William Goode, one of Jacob’s attorneys, said his client will likely appeal Porter’s decision tossing out the constitutional challenge.
“I thought the arguments were sound and the law was bad,” Goode said.
St. Martin Parish prosecutor Chester Cedars called the ruling “a validation of the First Amendment.”
“I look forward to defending Judge Porter’s decision and the constitutionality of the decision on appeal,” Cedars said.
Adult pornography is presumed legal. In Louisiana and most other states, the determination of when images cross the line into the realm of illegal obscenity is made by applying the so-called “community standards” test.
The test, drawn from a landmark U.S. Supreme Court decision, defines obscenity as anything “the average person, applying contemporary community standards” would find appeals to a base sexual interest and has no political, artistic or scientific value.
The community standards test was the focus of the video store owner’s attack on Louisiana’s rarely used obscenity statute.

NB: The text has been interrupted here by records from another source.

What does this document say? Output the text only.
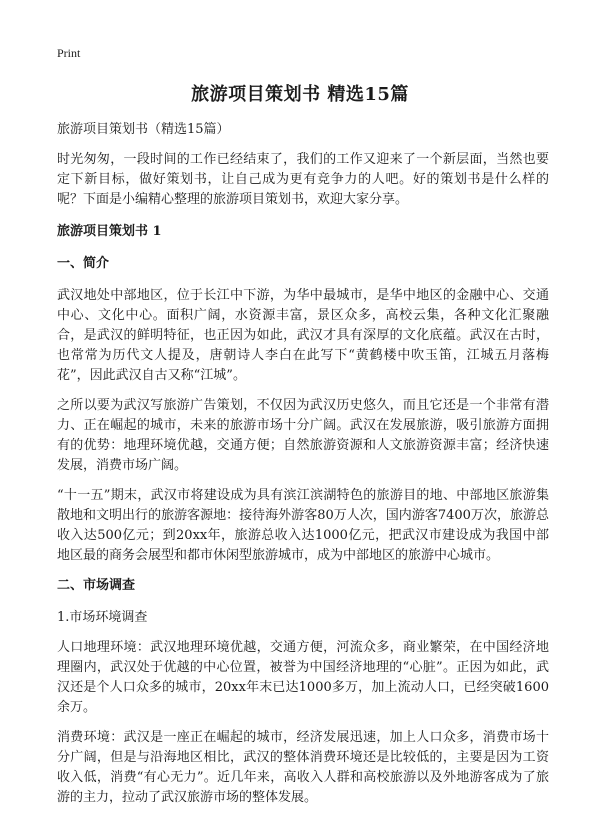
Print
旅游项目策划书 精选15篇

旅游项目策划书（精选15篇）

时光匆匆，一段时间的工作已经结束了，我们的工作又迎来了一个新层面，当然也要定下新目标，做好策划书，让自己成为更有竞争力的人吧。好的策划书是什么样的呢？下面是小编精心整理的旅游项目策划书，欢迎大家分享。

旅游项目策划书 1
一、简介

武汉地处中部地区，位于长江中下游，为华中最城市，是华中地区的金融中心、交通中心、文化中心。面积广阔，水资源丰富，景区众多，高校云集，各种文化汇聚融合，是武汉的鲜明特征，也正因为如此，武汉才具有深厚的文化底蕴。武汉在古时，也常常为历代文人提及，唐朝诗人李白在此写下“黄鹤楼中吹玉笛，江城五月落梅花”，因此武汉自古又称“江城”。

之所以要为武汉写旅游广告策划，不仅因为武汉历史悠久，而且它还是一个非常有潜力、正在崛起的城市，未来的旅游市场十分广阔。武汉在发展旅游，吸引旅游方面拥有的优势：地理环境优越，交通方便；自然旅游资源和人文旅游资源丰富；经济快速发展，消费市场广阔。

“十一五”期末，武汉市将建设成为具有滨江滨湖特色的旅游目的地、中部地区旅游集散地和文明出行的旅游客源地：接待海外游客80万人次，国内游客7400万次，旅游总收入达500亿元；到20xx年，旅游总收入达1000亿元，把武汉市建设成为我国中部地区最的商务会展型和都市休闲型旅游城市，成为中部地区的旅游中心城市。

二、市场调查

1.市场环境调查

人口地理环境：武汉地理环境优越，交通方便，河流众多，商业繁荣，在中国经济地理圈内，武汉处于优越的中心位置，被誉为中国经济地理的“心脏”。正因为如此，武汉还是个人口众多的城市，20xx年末已达1000多万，加上流动人口，已经突破1600余万。

消费环境：武汉是一座正在崛起的城市，经济发展迅速，加上人口众多，消费市场十分广阔，但是与沿海地区相比，武汉的整体消费环境还是比较低的，主要是因为工资收入低，消费“有心无力”。近几年来，高收入人群和高校旅游以及外地游客成为了旅游的主力，拉动了武汉旅游市场的整体发展。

During a three-hour hearing in August, Chicago attorney J.D. Obenberger argued that the community standards test is too vague because it does not specify what “community” defines the standards.
Obenberger, a specialist in defending the adult entertainment industry, said 20 states have specifically defined the geographical boundaries of the community whose standards should define obscenity.
But Porter wrote in his ruling that the U.S. Supreme Court has “made it clear” that no state is required to set those boundaries.
The judge wrote that Louisiana law permits jurors “to rely on their understanding of the community standards of the geographic area from which they assemble to judge the controversy.”
No trial date has been set. Jacob and Burleigh face up to three years in prison if convicted.